One Book, Two Hearts Project
This post is to announce the formal launch of the One Book, Two Hearts Project, which will provide a book as a gift to each community college English student at the end of the semester. If you would like to support this project, I am accepting gently used literary fiction, memoir, and nonfiction books that would appeal to college students. Please contact Professor Jennifer Hurley at firstname.lastname@example.org if you would like to arrange to make a donation.
This project began informally last semester when I chose a book to give to each individual student in my Introduction to Literature class. I wrote a note for each of my 30 students, wrapped the books, and gave these gifts to the students on the last day we met.
I made this effort because of a comment one of my students wrote in his reflection about our study of the book Sing, Unburied, Sing by Jesmyn Ward. My student wrote:
To be honest with you, it was the first time in my life that I finished a book. Besides school textbooks, I didn’t read any books in my life at all. So I want to say thank you! because you made me believe that reading and finishing a book is not something impossible. It can be a good start for me. Especially because I loved this book. It took me away. To sky. To nature. It made me feel as light as a ghost.—anonymous comment from an Ohlone College English student
My heart broke a little to read this. I didn’t know whether to cry or to beat the walls. My head swam with questions. How did this intelligent student go his whole life without reading a novel? Have we as a culture stopped reading books? And if so, what have we lost?

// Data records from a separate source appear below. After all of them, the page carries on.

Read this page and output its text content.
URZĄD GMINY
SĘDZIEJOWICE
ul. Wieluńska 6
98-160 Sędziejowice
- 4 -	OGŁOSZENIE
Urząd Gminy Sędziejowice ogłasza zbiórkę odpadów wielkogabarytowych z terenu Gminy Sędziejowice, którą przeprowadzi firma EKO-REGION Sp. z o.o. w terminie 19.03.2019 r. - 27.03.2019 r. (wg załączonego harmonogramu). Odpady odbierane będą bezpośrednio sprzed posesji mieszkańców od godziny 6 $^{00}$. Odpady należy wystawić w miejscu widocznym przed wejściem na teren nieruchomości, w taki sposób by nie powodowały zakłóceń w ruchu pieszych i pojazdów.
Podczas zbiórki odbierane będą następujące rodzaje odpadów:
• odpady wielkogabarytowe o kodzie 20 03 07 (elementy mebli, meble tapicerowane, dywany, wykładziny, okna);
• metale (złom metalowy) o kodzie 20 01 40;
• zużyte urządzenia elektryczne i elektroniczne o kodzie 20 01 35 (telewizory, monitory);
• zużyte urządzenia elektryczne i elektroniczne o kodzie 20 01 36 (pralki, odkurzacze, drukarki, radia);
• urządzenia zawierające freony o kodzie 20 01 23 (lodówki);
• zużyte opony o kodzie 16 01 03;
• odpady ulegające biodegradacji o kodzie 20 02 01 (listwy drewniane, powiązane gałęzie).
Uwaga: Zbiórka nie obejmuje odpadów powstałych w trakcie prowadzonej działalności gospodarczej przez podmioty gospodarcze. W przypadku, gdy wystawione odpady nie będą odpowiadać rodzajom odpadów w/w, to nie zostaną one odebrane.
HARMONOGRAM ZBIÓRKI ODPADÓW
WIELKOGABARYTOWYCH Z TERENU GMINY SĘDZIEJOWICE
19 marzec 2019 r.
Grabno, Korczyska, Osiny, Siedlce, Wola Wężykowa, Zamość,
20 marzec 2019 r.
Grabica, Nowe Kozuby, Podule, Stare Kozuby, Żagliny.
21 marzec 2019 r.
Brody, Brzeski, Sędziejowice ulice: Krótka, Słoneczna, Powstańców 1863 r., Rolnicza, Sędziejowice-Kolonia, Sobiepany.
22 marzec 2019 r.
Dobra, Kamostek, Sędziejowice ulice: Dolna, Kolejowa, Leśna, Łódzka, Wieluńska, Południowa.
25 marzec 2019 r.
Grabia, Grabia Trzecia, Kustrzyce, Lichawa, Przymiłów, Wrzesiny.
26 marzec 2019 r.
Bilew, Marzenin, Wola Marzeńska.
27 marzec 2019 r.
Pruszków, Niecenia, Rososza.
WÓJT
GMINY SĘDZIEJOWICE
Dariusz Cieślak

It’s hard to put into words exactly why I want my students to keep reading. I feel reading might offer them a place of solace. It might give them friends that do not yet exist for them in the real world. It might create new possibilities for how to live or how to think. For those experiencing depression or alienation, reading might even save their lives.
There is something private and intimate about reading that cannot be achieved when we watch a television show or a movie. Reading is the act of coming towards the story rather than having it thrown upon you. We can take a book bit by bit, or we can swallow it whole, in one delicious, obsessive sitting. We are alone when we read, but we are simultaneously in deep communion with the writer, someone we may never meet or someone who might have long been dead. I sometimes tell my students that reading literature can be an immersion in history, psychology, geography, sociology, politics, and poetry all at once. It’s the real story behind the facts. It’s what you see when you peel back the sound bite of life.

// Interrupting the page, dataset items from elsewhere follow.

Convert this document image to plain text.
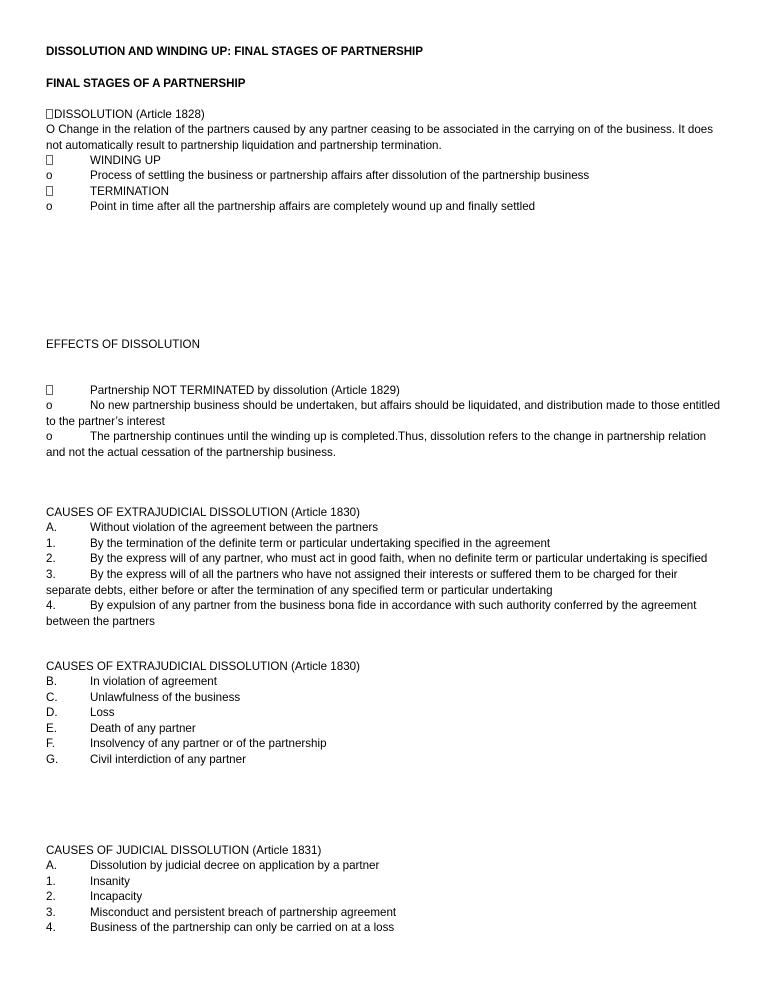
DISSOLUTION AND WINDING UP: FINAL STAGES OF PARTNERSHIP
FINAL STAGES OF A PARTNERSHIP
DISSOLUTION (Article 1828)
O Change in the relation of the partners caused by any partner ceasing to be associated in the carrying on of the business. It does not automatically result to partnership liquidation and partnership termination.
WINDING UP
o	Process of settling the business or partnership affairs after dissolution of the partnership business
TERMINATION
o	Point in time after all the partnership affairs are completely wound up and finally settled
EFFECTS OF DISSOLUTION
Partnership NOT TERMINATED by dissolution (Article 1829)
o	No new partnership business should be undertaken, but affairs should be liquidated, and distribution made to those entitled to the partner’s interest
o	The partnership continues until the winding up is completed.Thus, dissolution refers to the change in partnership relation and not the actual cessation of the partnership business.
CAUSES OF EXTRAJUDICIAL DISSOLUTION (Article 1830)
A.	Without violation of the agreement between the partners
1.	By the termination of the definite term or particular undertaking specified in the agreement
2.	By the express will of any partner, who must act in good faith, when no definite term or particular undertaking is specified
3.	By the express will of all the partners who have not assigned their interests or suffered them to be charged for their separate debts, either before or after the termination of any specified term or particular undertaking
4.	By expulsion of any partner from the business bona fide in accordance with such authority conferred by the agreement between the partners
CAUSES OF EXTRAJUDICIAL DISSOLUTION (Article 1830)
B.	In violation of agreement
C.	Unlawfulness of the business
D.	Loss
E.	Death of any partner
F.	Insolvency of any partner or of the partnership
G.	Civil interdiction of any partner
CAUSES OF JUDICIAL DISSOLUTION (Article 1831)
A.	Dissolution by judicial decree on application by a partner
1.	Insanity
2.	Incapacity
3.	Misconduct and persistent breach of partnership agreement
4.	Business of the partnership can only be carried on at a loss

When I first moved to the San Francisco Bay Area 18 years ago, I used to take BART from Berkeley into San Francisco for my office job. Back in those days, lots of people used to read on the train. I took heart in seeing exhausted women in business suits and sneakers poring over dog-eared novels. I loved seeing the people who read while standing in a packed train, oblivious to everything but the words on the page.
These days, it’s hard to find anyone on BART who is not losing themselves in their phones. Somehow the quiet from a train of readers is different from a train of phone users. Reading is an act of focused concentration, while the phone is a tool of distraction. When we stop reading as a culture, we abandon our ability to concentrate, to persevere, to see a story through to its end.
This is why I want to give a book to my students. It’s true that books are everywhere, even on our streets in Little Free Libraries. But how would anyone know which book to start with? A gift of a book from a teacher who knows you a little and cares about you a lot could be a beginning. It might be the one thing that keeps someone on the path of reading for life. Or maybe not. But either way, it’s a gift.